Alternative Agriculture: Confronting Colorado’s Water Crisis

There are countless problems with our nation’s agricultural system. Today, the majority of commercial agriculture is controlled by corporate monopolies and the agro-economy is artificially buoyed by U.S. subsidies of crops, especially corn. Commercial crops subsidized by the U.S. are water and pesticide intensive and require the use of genetically modified organisms patented by corporations such as Monsanto.

The commercial agriculture process homogenizes produce, depletes crop nutritional value, drains water sources, indebts farmers, and furthers a neoliberal agenda through the construction of exploitive trade agreements based on the production of said crops. The system is unsustainable and unethical.

While the consequences of U.S. agriculture are felt worldwide, one repercussion is acutely felt in Colorado: lack of water. If you have ever spent a block break zipping in a speed boat around the environmental atrocity that is Lake Powell, or leisurely floating down the Colorado River, you may have noticed the distinct lines on the rock walls of the reservoir and canyon—indicators of previous years’ water levels. These lines show a concerning trend: Colorado is losing water rapidly due to a warming climate, decreasing snowpack, overconsumption, and overallocation to agriculture.

In the 1920s—a golden age of mass consumption—the water of the Colorado River was divvyed up between Western states with little thought of sustainability. Today, over 80 percent of the river’s water is used to irrigate six million acres of Colorado Basin farmland from Utah to Mexico. Because of the overallocation and agricultural overconsumption, the system is currently functioning at a massive deficit. As a result, Lake Powell is about half as full as it was in 1998 and sections of the Colorado River have been reduced to a mere dribble.

Colorado has a long history of water laws and resultant water injustices—there are approximately 177,000 adjudicated water rights decreed by the state. Westward homesteaders claimed individual rights to the Colorado River in accordance with the doctrine of “manifest destiny,” used to justify the privatization and commodification of land and resources. These rights have since been sold and resold—now the rights to every gallon of the Colorado River are claimed.

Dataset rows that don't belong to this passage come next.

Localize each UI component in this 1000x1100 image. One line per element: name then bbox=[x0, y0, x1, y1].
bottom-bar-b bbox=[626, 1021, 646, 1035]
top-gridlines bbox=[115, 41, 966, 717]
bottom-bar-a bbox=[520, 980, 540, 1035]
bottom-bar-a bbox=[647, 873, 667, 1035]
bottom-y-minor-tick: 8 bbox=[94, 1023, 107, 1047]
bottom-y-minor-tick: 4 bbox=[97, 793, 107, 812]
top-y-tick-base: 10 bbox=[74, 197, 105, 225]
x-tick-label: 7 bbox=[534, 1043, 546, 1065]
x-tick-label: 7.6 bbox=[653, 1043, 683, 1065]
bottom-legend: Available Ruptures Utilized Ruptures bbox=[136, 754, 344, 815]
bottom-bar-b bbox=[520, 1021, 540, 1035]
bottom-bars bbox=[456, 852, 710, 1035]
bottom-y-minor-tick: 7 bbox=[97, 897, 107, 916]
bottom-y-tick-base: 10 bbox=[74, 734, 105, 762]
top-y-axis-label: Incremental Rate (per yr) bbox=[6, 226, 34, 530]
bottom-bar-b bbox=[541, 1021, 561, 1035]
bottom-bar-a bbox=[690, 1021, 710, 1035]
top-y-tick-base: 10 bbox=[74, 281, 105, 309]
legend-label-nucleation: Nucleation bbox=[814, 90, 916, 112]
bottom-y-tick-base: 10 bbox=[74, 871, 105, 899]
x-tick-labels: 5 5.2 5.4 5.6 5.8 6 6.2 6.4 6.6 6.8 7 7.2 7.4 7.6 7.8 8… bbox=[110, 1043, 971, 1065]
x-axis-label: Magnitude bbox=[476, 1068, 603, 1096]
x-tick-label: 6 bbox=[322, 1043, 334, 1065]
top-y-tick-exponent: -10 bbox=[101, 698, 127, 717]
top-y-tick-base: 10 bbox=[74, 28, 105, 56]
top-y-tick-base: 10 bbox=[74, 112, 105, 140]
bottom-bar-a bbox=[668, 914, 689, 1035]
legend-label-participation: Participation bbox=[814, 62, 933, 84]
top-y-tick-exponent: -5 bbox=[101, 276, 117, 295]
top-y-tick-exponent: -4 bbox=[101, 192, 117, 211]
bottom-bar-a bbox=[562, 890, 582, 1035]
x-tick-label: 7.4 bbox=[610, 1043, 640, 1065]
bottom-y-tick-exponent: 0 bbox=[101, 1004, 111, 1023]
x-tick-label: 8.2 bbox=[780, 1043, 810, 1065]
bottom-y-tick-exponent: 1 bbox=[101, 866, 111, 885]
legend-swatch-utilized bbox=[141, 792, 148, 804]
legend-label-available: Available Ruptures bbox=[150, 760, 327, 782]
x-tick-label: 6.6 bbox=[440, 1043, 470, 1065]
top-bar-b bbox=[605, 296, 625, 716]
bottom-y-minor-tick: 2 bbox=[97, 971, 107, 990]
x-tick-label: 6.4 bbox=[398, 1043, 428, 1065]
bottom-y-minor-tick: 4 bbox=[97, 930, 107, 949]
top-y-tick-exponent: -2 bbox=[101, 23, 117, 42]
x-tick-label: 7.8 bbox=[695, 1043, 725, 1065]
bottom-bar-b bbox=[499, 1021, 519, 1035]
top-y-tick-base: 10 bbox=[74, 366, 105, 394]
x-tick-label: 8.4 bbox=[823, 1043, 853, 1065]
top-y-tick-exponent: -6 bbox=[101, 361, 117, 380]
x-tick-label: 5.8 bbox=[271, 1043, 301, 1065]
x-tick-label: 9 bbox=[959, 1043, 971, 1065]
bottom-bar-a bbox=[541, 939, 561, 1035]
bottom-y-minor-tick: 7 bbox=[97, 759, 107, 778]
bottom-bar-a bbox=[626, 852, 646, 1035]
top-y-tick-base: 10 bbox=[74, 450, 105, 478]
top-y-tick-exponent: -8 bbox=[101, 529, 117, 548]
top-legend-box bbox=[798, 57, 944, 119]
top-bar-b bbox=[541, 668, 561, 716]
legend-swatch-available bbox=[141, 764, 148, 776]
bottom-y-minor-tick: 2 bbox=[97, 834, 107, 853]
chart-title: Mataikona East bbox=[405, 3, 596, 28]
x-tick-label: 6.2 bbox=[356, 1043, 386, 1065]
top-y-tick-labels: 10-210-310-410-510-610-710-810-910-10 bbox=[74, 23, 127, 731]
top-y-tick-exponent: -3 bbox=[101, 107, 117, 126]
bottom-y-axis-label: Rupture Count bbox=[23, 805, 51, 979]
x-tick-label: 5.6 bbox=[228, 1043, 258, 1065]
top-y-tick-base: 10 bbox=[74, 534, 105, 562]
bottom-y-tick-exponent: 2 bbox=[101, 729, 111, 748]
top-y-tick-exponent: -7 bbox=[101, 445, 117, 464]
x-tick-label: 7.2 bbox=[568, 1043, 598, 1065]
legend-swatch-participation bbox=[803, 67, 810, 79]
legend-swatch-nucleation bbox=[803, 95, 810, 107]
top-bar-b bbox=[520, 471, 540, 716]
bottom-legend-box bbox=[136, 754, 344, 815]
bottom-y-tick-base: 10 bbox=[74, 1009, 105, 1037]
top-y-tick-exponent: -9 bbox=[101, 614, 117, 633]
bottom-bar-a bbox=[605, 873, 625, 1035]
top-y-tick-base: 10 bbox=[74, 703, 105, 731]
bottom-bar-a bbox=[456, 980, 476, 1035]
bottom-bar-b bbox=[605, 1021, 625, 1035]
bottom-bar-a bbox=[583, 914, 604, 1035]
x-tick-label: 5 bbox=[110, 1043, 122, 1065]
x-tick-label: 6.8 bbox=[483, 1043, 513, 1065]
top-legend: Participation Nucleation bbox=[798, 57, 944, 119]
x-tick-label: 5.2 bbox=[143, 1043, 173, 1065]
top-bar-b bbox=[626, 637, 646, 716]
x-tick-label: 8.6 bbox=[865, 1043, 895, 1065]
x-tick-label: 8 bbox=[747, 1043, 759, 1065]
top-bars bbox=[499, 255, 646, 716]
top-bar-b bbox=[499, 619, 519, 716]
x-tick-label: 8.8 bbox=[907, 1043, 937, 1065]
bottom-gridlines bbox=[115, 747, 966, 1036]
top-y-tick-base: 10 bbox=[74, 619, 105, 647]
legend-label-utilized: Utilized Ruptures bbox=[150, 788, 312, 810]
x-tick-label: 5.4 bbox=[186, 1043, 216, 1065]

Because Colorado water law is predicated and individual use and right, it is in the best interests of farmers to use all of their entitled water to avoid the risk of losing it. This capitalistic “use it or lose it” sentiment breeds overconsumption and lack of collective cooperation. However, even if Colorado’s 16-year drought ended today, we would still be dealing with continuously worsening, massive water shortages. Because of the reality of global warming and decreasing snowpack—it has to be acknowledged that Colorado’s water problems are here to stay. It also should be acknowledged that agricultural systems based on over-consumption are problematic in a time of water scarcity.

Therefore, there is need for a new sustainable mode of agriculture. One such method of agriculture is known as “permaculture.” Permaculture aims to intentionally use all the natural resources of the land in conjunction in a way that minimizes environmental impact. One of the founders of permaculture, Bill Mollison, defines his philosophy as, “the conscious design and maintenance of agriculturally productive ecosystems, which have the diversity, stability and resilience of natural ecosystems.”

Permaculture farms often look very different than traditional commercial farms. Instead of flat, straight rows, crops are often planted in bean-shaped raised plots called “berms” that follow the contour lines of the farmland. Between the berms are “swales.” Swales are shallow depressions in the ground designed to accumulate rain and hold it for a few hours or days to let it seep into the berm soil and water the crops.

Permaculture could be particularly well suited for arid Colorado soil, because it holds water in the ground without letting excess go to waste. Permaculture also promotes growing crops that are well suited to the climate and planting “guilds”—groups of plants that ecologically benefit each other. For example, a plant guild traditional in the Southwest is “the three sisters.” The Three Sisters are corn, beans, and squash: the beans, via symbiotic bacteria that feed off of corn-root sugars, fix nitrogen from the air into a form usable by the plants; the dense squash leaves prevent weed growth and keep the soil moist; and the cornstalk acts like a trellis that supports bean vine growth—a perfect example of ingenious natural engineering.

Although permaculture is not yet widely used in Colorado, it has potential to be a radical break from the system of exploitive commercial agriculture. If you are interested in learning more about alternative methods of agriculture and the potential of permaculture, I strongly recommend reading Wendell Berry’s “The Unsettling of America: Culture and Agriculture.”